REPRESENTATION LEARNING VIA INVARIANT CAUSAL MECHANISMS

Abstract

Self-supervised learning has emerged as a strategy to reduce the reliance on costly supervised signals by pretraining representations only using unlabeled data. These methods combine heuristic proxy classification tasks with data augmentations and have achieved significant success, but our theoretical understanding of this success remains limited. In this paper we analyze self-supervised representation learning using a causal framework. We show how data augmentations can be more effectively utilized through explicit invariance constraints on the proxy classifiers employed during pretraining. Based on this, we propose a novel selfsupervised objective, Representation Learning via Invariant Causal Mechanisms (RELIC), that enforces invariant prediction of proxy targets across augmentations through an invariance regularizer which yields improved generalization guarantees. Further, using causality we generalize contrastive learning, a particular kind of self-supervised method, and provide an alternative theoretical explanation for the success of these methods. Empirically, RELIC significantly outperforms competing methods in terms of robustness and out-of-distribution generalization on ImageNet, while also significantly outperforming these methods on Atari achieving above human-level performance on 51 out of 57 games.

1. INTRODUCTION

Training deep networks often relies heavily on large amounts of useful supervisory signal, such as labels for supervised learning or rewards for reinforcement learning.

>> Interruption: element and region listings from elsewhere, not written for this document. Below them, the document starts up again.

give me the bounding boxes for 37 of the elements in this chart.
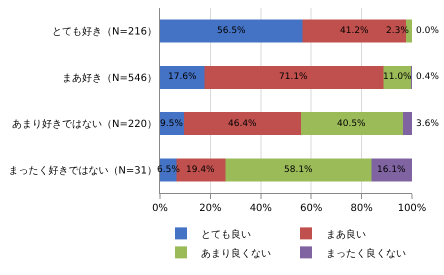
bar [372, 158, 412, 182]
bar [402, 112, 412, 136]
y-tick-label: とても好き（N=216） [52, 26, 157, 38]
bar [184, 112, 301, 136]
x-tick-label: 60% [300, 203, 322, 214]
bar [160, 20, 302, 43]
bar [160, 66, 204, 89]
y-tick-label: まったく好きではない（N=31） [8, 165, 157, 176]
bar [225, 158, 372, 182]
legend-label: あまり良くない [201, 247, 271, 260]
data-label: 3.6% [416, 119, 440, 129]
bar [302, 20, 406, 43]
y-tick-label: まあ好き（N=546） [62, 72, 157, 84]
legend-label: まったく良くない [326, 247, 406, 260]
data-label: 58.1% [284, 165, 314, 175]
data-label: 17.6% [168, 72, 198, 82]
y-tick-label: あまり好きではない（N=220） [12, 119, 157, 130]
data-label: 19.4% [186, 165, 216, 175]
x-tick-label: 80% [350, 203, 373, 214]
data-label: 56.5% [217, 26, 246, 36]
data-label: 0.4% [416, 72, 440, 82]
x-tick-label: 20% [199, 203, 222, 214]
x-tick-label: 0% [152, 203, 168, 214]
data-label: 71.1% [279, 72, 308, 82]
x-tick-label: 40% [250, 203, 272, 214]
data-label: 0.0% [416, 26, 440, 36]
legend-label: まあ良い [326, 228, 366, 240]
bar [300, 112, 403, 136]
data-label: 40.5% [337, 119, 366, 129]
legend-label: とても良い [201, 228, 251, 240]
data-label: 16.1% [377, 165, 406, 175]
data-label: 11.0% [383, 72, 412, 82]
data-label: 46.4% [228, 119, 258, 129]
data-label: 41.2% [340, 26, 370, 36]
x-tick-label: 100% [398, 203, 426, 214]
data-label: 9.5% [160, 119, 184, 129]
bar [204, 66, 384, 89]
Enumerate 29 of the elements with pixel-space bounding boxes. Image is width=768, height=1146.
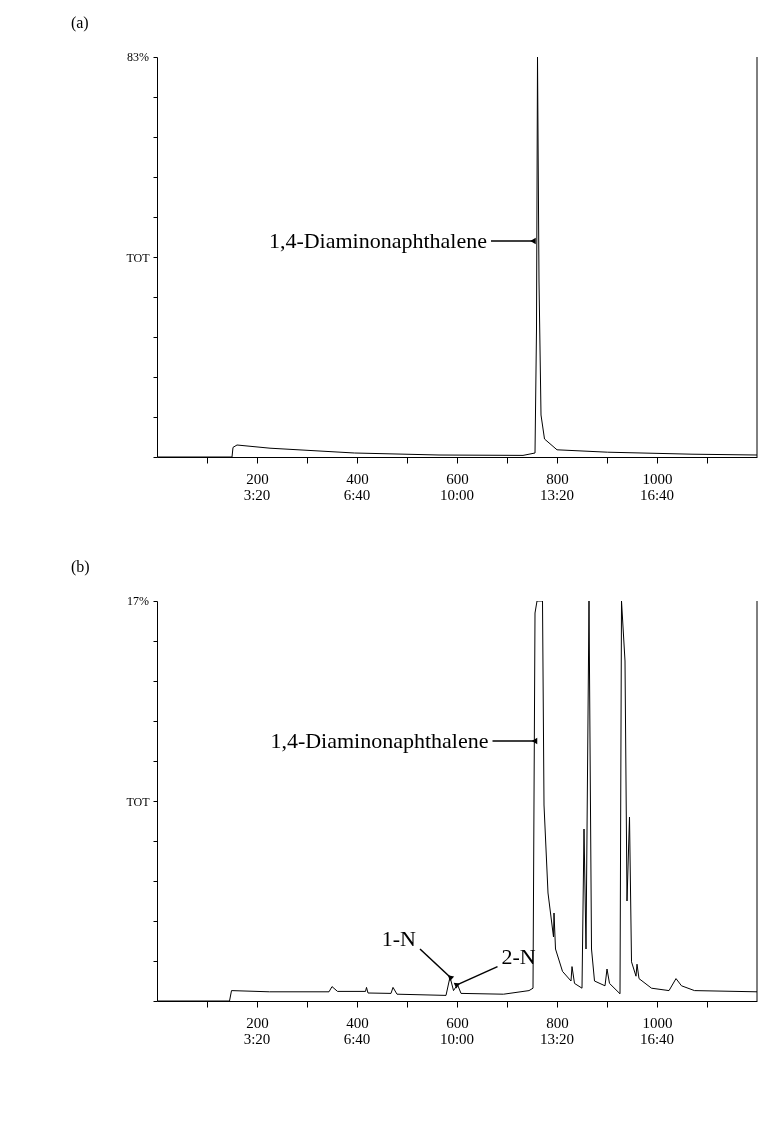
- x-tick-label: 600: [446, 470, 469, 487]
- x2-tick-label: 13:20: [539, 1031, 575, 1047]
- x2-tick-label: 3:20: [243, 487, 271, 503]
- x2-tick-label: 3:20: [243, 1031, 271, 1047]
- annotation: 1,4-Diaminonaphthalene: [268, 228, 487, 253]
- annotation: 1-N: [381, 926, 417, 951]
- y-axis-title: TOT: [126, 250, 151, 265]
- text: 17%: [127, 594, 149, 608]
- x2-tick-label: 13:20: [539, 487, 575, 503]
- x-tick-label: 200: [246, 1014, 269, 1031]
- chart-title: (a): [70, 14, 89, 32]
- x2-tick-label: 16:40: [639, 487, 675, 503]
- x2-tick-label: 6:40: [343, 1031, 371, 1047]
- x-tick-label: 1000: [642, 1014, 673, 1031]
- x-tick-label: 800: [546, 470, 569, 487]
- x2-tick-label: 10:00: [439, 1031, 475, 1047]
- text: 83%: [127, 50, 149, 64]
- x2-tick-label: 16:40: [639, 1031, 675, 1047]
- x-tick-label: 400: [346, 1014, 369, 1031]
- annotation: 1,4-Diaminonaphthalene: [270, 728, 489, 753]
- x-tick-label: 800: [546, 1014, 569, 1031]
- chart-title: (b): [70, 558, 90, 576]
- x-tick-label: 1000: [642, 470, 673, 487]
- x-tick-label: 600: [446, 1014, 469, 1031]
- x-tick-label: 200: [246, 470, 269, 487]
- x-tick-label: 400: [346, 470, 369, 487]
- y-axis-title: TOT: [126, 794, 151, 809]
- x2-tick-label: 6:40: [343, 487, 371, 503]
- x2-tick-label: 10:00: [439, 487, 475, 503]
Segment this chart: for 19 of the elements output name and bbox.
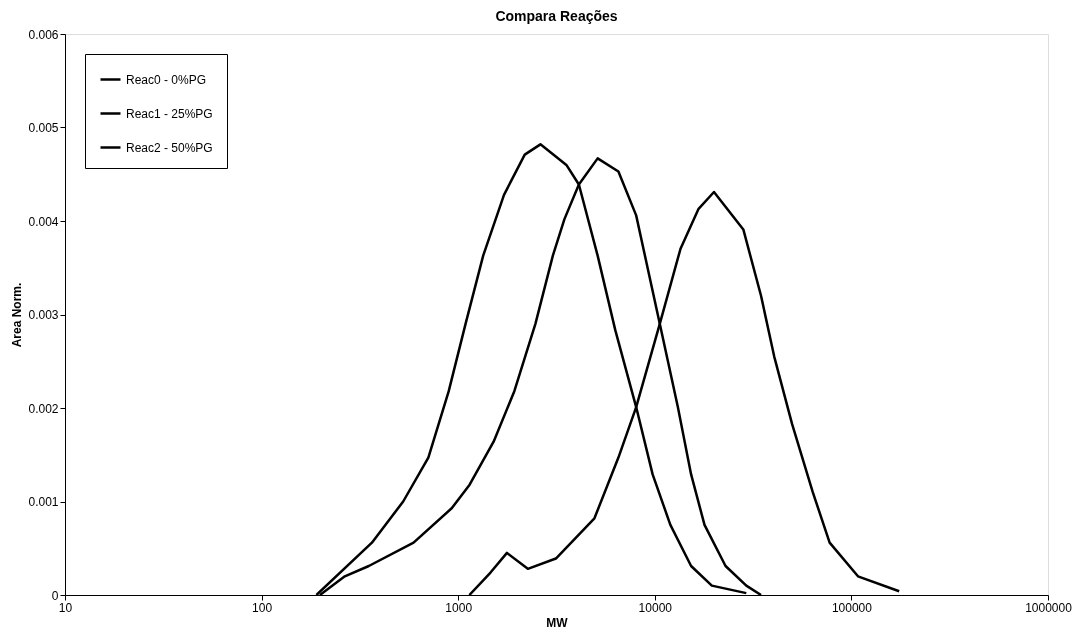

These training signals can be costly or otherwise impractical to acquire. On the other hand, unsupervised data is often abundantly available. Therefore, pretraining representations for unknown downstream tasks without the need for labels or extrinsic reward holds great promise for reducing the cost of applying machine learning models. To pretrain representations, self-supervised learning makes use of proxy tasks defined on unsupervised data. Recently, self-supervised methods using contrastive objectives have emerged as one of the most successful strategies for unsupervised representation learning (Oord et al., 2018; Hjelm et al., 2018; Chen et al., 2020a) . These methods learn a representation by classifying every datapoint against all others datapoints (negative examples). Under assumptions on how the negative examples are sampled, minimizing the resulting contrastive loss has been justified as maximizing a lower bound on the mutual information (MI) between representations (Poole et al., 2019). However, (Tschannen et al., 2019) has shown that performance on downstream tasks may be more tightly correlated with the choice of encoder architecture than the achieved MI bound, highlighting issues with the MI theory of contrastive learning. Further, contrastive approaches compare different views of the data (usually under different data augmentations) to calculate similarity scores. This approach to computing scores has been empirically observed as a key success factor of contrastive methods, but has yet to be theoretically justified. This lack of a solid theoretical explanation for the effectiveness of contrastive methods hinders their further development. To remedy the theoretical shortcomings, we analyze the problem of self-supervised representation learning through a causal lens. We formalize intuitions about the data generating process using a causal graph and leverage causal tools to derive properties of the optimal representation. We show that a representation should be an invariant predictor of proxy targets under interventions on features that are only correlated, but not causally related to the downstream targets of interest.